Cell radius varies depending on antenna height, antenna gain and propagation conditions from a couple of hundred meters to several tens of kilometres. The longest distance the GSM specification supports in practical use is 35 km. There is also a concept of an extended cell, where the cell radius could be double or even more.
Indoor coverage is also supported by GSM and is achieved by using power splitters to deliver the radio signal from the antenna outdoors to a separate indoor antenna distribution system. This is typically deployed when a lot of call capacity is needed indoors, for example in shopping centres or airports. However, this is not a pre-requisite, since indoor coverage is also provided by in-building penetration of the radio signal.
The structure of a GSM network
The network behind the GSM system seen by the customer is large and complicated in order to provide all of the services which are required. It is divided into a number of sections and these are each covered in separate articles.
Subscriber Identity Module
One of the key features of GSM is the Subscriber Identity Module (SIM), commonly known as a SIM card. The SIM is a detachable smartcard containing the user's subscription information and phonebook. This allows the user to retain his information after switching handsets. Alternatively, the user can also change operators while retaining the handset simply by changing the SIM. Some operators will block this by allowing the phone to use only a single SIM, or only a SIM issued by them; this practice is known as SIM locking, and is illegal in some countries.

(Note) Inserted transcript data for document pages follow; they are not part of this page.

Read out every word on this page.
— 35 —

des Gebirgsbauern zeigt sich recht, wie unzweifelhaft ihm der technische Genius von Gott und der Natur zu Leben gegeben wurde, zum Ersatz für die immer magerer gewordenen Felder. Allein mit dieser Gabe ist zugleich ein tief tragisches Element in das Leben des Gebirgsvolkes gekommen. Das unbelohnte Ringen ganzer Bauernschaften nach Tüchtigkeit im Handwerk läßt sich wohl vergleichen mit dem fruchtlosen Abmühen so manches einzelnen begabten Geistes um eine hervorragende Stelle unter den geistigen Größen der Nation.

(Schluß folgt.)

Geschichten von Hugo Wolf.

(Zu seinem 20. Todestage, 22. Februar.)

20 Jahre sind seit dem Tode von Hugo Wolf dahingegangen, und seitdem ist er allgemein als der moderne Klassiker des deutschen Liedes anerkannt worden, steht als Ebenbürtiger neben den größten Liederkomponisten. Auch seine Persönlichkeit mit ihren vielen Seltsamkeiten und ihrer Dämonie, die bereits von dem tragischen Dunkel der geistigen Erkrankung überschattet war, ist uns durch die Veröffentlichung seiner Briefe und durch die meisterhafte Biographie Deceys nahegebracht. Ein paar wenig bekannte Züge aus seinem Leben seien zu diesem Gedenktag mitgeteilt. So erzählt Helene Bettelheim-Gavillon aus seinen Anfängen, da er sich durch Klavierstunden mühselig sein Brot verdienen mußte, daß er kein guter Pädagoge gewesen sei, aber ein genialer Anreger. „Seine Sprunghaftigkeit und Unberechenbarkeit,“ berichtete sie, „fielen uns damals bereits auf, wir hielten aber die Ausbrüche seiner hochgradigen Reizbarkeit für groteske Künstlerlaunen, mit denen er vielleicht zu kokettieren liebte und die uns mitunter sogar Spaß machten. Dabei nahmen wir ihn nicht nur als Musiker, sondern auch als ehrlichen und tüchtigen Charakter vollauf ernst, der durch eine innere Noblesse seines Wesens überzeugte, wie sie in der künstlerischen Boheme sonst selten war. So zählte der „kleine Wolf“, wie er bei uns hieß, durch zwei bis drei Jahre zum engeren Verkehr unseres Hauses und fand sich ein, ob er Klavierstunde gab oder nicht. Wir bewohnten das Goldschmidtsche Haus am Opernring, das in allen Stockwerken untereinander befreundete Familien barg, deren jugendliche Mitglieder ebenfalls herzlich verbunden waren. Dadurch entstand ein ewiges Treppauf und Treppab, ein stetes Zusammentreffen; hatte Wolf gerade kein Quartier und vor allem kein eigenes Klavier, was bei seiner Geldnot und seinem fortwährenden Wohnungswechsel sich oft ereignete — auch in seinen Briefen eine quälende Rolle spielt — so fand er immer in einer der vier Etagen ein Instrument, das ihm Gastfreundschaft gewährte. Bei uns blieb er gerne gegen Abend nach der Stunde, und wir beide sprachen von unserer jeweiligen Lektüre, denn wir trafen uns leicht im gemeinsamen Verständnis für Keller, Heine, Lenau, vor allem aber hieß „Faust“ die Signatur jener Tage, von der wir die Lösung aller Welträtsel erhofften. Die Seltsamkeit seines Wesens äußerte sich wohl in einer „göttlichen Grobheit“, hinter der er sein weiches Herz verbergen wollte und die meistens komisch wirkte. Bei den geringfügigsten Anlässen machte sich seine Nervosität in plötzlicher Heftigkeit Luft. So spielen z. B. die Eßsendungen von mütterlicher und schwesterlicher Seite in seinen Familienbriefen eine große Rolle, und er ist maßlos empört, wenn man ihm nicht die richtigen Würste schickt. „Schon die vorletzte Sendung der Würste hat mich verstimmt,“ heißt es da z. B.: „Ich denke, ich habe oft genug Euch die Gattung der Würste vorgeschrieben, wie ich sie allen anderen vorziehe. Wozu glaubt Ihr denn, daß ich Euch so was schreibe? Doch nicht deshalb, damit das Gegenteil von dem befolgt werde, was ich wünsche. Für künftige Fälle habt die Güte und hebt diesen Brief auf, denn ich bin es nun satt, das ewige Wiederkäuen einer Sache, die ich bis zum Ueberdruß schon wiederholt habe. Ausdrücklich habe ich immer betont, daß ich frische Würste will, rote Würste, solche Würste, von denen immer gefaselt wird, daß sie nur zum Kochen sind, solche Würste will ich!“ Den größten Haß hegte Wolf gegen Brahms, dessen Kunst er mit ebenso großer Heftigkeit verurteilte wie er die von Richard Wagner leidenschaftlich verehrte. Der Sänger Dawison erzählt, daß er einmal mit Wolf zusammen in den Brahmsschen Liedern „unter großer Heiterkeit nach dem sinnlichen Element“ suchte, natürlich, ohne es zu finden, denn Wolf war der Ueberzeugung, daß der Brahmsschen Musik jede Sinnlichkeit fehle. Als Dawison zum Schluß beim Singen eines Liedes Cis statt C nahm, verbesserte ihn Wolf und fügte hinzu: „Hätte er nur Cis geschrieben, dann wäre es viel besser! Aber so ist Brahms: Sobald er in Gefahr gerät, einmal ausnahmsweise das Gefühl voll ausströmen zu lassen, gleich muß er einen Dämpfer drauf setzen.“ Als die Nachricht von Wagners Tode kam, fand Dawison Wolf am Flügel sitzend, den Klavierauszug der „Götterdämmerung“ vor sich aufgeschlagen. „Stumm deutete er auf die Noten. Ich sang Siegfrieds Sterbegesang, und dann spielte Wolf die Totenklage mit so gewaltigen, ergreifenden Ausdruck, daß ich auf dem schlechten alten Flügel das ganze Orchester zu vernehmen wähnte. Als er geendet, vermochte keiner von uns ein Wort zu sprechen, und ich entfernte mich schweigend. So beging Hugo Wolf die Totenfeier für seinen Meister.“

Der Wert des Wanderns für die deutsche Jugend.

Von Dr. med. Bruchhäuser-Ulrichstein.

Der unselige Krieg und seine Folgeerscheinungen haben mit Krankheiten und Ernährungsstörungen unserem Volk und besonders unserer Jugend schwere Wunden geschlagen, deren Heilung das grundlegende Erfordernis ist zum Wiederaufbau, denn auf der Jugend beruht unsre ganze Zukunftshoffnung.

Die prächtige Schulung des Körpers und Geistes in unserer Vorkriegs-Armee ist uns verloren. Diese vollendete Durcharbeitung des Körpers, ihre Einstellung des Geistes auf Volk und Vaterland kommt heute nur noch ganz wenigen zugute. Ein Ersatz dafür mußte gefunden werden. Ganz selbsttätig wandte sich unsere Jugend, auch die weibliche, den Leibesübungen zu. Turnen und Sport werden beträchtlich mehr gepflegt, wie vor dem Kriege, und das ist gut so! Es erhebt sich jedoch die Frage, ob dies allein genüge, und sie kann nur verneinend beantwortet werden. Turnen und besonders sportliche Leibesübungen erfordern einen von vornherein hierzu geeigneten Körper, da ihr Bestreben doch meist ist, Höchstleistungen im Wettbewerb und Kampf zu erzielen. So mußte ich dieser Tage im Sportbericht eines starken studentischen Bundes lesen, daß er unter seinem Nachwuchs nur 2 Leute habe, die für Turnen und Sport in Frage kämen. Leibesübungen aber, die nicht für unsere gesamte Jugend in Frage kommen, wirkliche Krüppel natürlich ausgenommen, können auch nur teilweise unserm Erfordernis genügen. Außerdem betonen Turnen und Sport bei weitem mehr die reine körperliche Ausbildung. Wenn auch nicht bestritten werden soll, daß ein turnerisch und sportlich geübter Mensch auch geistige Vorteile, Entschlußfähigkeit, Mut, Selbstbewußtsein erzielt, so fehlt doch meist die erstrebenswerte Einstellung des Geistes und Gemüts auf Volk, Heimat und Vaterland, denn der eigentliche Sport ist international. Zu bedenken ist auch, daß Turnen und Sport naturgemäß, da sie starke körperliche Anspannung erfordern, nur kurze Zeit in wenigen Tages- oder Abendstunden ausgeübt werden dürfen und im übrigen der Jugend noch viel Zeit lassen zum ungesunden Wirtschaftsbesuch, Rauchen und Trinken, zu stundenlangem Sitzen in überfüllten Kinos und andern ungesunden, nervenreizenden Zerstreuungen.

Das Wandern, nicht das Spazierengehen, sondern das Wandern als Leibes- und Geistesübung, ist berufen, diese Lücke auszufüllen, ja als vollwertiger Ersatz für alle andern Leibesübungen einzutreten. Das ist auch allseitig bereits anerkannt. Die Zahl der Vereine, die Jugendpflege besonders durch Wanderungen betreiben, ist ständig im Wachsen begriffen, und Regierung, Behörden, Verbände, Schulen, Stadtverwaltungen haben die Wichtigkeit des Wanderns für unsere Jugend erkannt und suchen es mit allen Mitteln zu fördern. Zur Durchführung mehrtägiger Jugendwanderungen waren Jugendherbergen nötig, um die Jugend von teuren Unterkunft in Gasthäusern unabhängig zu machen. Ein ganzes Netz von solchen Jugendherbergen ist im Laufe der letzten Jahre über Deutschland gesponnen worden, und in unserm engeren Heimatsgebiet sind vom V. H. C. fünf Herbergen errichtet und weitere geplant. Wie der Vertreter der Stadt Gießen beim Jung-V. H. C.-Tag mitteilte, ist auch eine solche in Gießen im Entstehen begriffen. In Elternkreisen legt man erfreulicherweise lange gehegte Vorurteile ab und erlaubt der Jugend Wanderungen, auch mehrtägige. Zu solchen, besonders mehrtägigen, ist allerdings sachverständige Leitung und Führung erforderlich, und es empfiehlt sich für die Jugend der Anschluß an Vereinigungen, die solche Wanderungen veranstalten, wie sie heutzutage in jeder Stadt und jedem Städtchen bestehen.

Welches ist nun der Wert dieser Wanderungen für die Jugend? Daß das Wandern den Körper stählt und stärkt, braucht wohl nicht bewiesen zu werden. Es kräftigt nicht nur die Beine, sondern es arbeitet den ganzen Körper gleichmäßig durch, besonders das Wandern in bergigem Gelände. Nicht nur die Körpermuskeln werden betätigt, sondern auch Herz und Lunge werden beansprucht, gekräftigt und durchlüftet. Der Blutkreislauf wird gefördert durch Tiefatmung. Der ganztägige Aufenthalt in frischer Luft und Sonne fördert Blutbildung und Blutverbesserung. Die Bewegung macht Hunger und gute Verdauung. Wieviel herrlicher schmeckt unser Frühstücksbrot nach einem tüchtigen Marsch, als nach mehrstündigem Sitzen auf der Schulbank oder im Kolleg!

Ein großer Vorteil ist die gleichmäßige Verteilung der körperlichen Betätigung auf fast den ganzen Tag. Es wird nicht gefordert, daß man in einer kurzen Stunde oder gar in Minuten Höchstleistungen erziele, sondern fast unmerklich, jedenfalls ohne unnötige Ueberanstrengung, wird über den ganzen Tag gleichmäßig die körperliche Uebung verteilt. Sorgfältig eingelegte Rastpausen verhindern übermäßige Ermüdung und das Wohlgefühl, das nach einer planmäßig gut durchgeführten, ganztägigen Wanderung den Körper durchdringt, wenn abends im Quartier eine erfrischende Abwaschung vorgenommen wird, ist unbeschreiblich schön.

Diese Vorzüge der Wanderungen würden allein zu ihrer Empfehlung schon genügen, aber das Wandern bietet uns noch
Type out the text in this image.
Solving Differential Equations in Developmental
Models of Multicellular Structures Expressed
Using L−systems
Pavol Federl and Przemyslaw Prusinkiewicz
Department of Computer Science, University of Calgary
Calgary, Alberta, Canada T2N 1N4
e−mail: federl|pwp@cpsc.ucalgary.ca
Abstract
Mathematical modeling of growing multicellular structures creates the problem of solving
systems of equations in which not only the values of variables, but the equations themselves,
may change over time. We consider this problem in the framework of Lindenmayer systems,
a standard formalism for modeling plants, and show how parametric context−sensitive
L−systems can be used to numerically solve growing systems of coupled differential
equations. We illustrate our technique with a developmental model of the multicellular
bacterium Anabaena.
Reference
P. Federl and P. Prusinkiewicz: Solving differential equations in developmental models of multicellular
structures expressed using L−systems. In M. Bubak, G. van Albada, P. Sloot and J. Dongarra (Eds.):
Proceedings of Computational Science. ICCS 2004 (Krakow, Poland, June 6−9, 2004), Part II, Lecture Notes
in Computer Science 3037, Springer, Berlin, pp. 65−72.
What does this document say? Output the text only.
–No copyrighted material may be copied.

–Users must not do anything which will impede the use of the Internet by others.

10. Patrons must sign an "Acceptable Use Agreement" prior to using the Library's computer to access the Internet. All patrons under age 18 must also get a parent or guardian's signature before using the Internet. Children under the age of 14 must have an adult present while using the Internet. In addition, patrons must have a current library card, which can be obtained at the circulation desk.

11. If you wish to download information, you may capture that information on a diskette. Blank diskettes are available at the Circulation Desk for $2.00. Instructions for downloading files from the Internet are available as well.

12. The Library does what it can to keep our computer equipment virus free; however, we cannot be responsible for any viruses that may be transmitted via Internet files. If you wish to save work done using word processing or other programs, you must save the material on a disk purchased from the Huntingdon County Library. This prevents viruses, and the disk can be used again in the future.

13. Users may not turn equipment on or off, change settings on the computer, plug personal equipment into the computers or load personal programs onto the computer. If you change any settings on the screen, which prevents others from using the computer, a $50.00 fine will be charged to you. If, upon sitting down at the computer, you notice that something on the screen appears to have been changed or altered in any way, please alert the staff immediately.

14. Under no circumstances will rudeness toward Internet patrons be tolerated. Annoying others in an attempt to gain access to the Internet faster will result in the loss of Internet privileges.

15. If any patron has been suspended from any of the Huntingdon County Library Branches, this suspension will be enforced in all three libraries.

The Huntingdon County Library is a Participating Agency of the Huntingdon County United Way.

In the USA and Europe, most operators lock the mobiles they sell. This is done because the price of the mobile phone is usually subsidised with revenue from subscriptions and operators want to try to avoid subsidising competitor's mobiles. A subscriber can usually contact the provider to remove the lock for a fee (which operators sometimes try to claim to be ignorant of), utilize private services to remove the lock, or make use of ample software and websites available on the Internet to unlock the handset themselves. Some providers in the USA, such as T-Mobile and Cingular, will unlock the phone for free if the customer has held an account for a certain period. Third party unlocking services exist that are often quicker and lower cost than that of the operator. In most countries removing the lock is legal.
GSM was designed with a moderate level of security. The system was designed to authenticate the subscriber using shared-secret cryptography. Communications between the subscriber and the base station can be encrypted. The development of UMTS introduces an optional USIM, that uses a longer authentication key to give greater security, as well as mutually authenticating the network and the user - whereas GSM only authenticated the user to the network (and not vica versa). The security model therefore offers confidentiality and authentication, but limited authorization capabilities, and no non-repudiation.
GSM uses several cryptographic algorithms for security. The A5/1 and A5/2 stream ciphers are used for ensuring over-the-air voice privacy. A5/1 is a stronger algorithm used within Europe; A5/2 is weaker and used in other countries. Serious weaknesses have been found in both algorithms, and it is possible to break A5/2 in real-time in a ciphertext-only attack. The system supports multiple algorithms so operators may replace that cipher with a stronger one.